ONE must be wary of attributing some suffragette connection to this parade up Edwardian Cavendish Street.

In reality, in their best outfits and decorated hats, these were Catholic ladies taking part in their traditional Whitsuntide procession.

Keighley did, however, witness a suffragette confrontation on Sunday, May 24, 1908, when Miss Adela Pankhurst and Miss Nellie Kenney addressed afternoon and evening meetings in Victoria Park, attended by “many prominent residents”. The afternoon meeting was “subjected to some interruption, but there was no actual disorder”.

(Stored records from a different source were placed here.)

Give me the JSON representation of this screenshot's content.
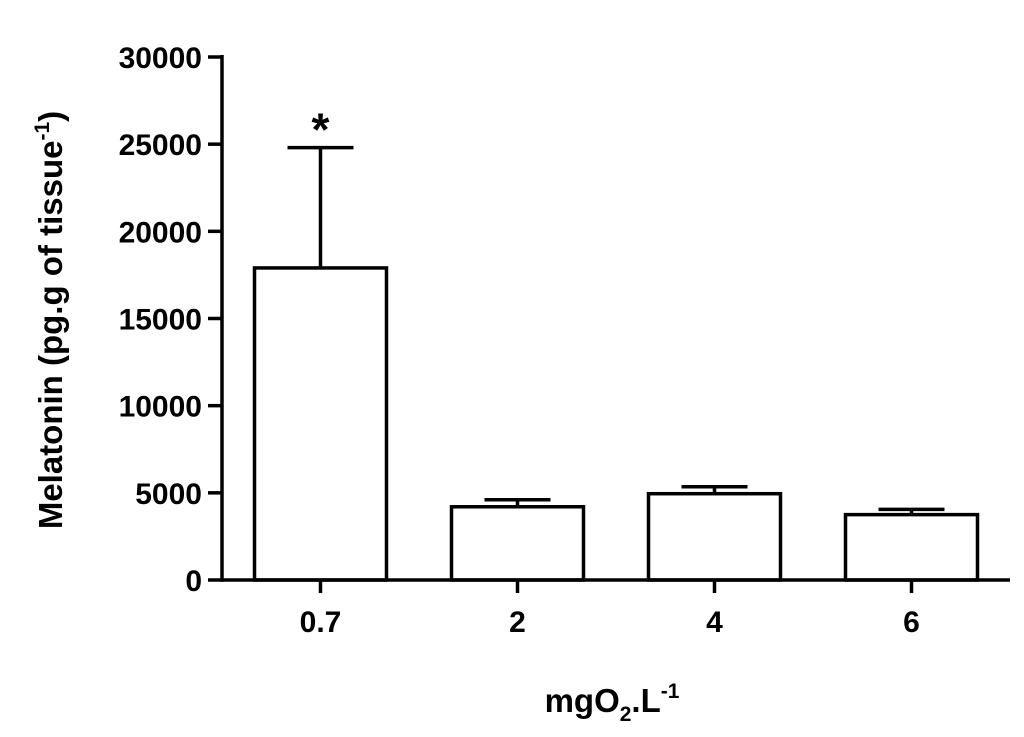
{
  "chart_data": {
    "type": "bar",
    "categories": [
      "0.7",
      "2",
      "4",
      "6"
    ],
    "values": [
      17900,
      4200,
      4950,
      3750
    ],
    "errors": [
      6900,
      400,
      400,
      300
    ],
    "color": "#ffffff",
    "edge_color": "#000000",
    "ylim": [
      0,
      30000
    ],
    "yticks": [
      0,
      5000,
      10000,
      15000,
      20000,
      25000,
      30000
    ],
    "ylabel": [
      "Melatonin (pg.g of tissue",
      "-1",
      ")"
    ],
    "xlabel": [
      "mgO",
      "2",
      ".L",
      "-1"
    ],
    "annotations": [
      "*"
    ],
    "grid": false
  }
}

In the evening a large group of youths worked their way into the middle of some 500 listeners and roared out popular songs “with gusto” – ‘She’s a lassie from Lancashire’ and ‘I wouldn’t leave my little wooden hut for you’ – interspersed with “ironical cheers”. It became impossible for Miss Kenney, “well-seasoned in opposition” as she was, to continue.

A policeman on duty “had had to leave” and although the police were sent for, they never came. The meeting had to be abandoned.

The Keighley News reported the story factually, but its rival the Keighley Herald adopted a more facetious tone, calling the suffragettes “vote-seeking sisters” and the absent policemen “gentlemen in blue”.

The disturbance was considered all the more disgraceful because it occurred on a Sunday.

The photograph was supplied by Mrs Mary Woolridge, of Penzance, who used to work at the Bronte Parsonage.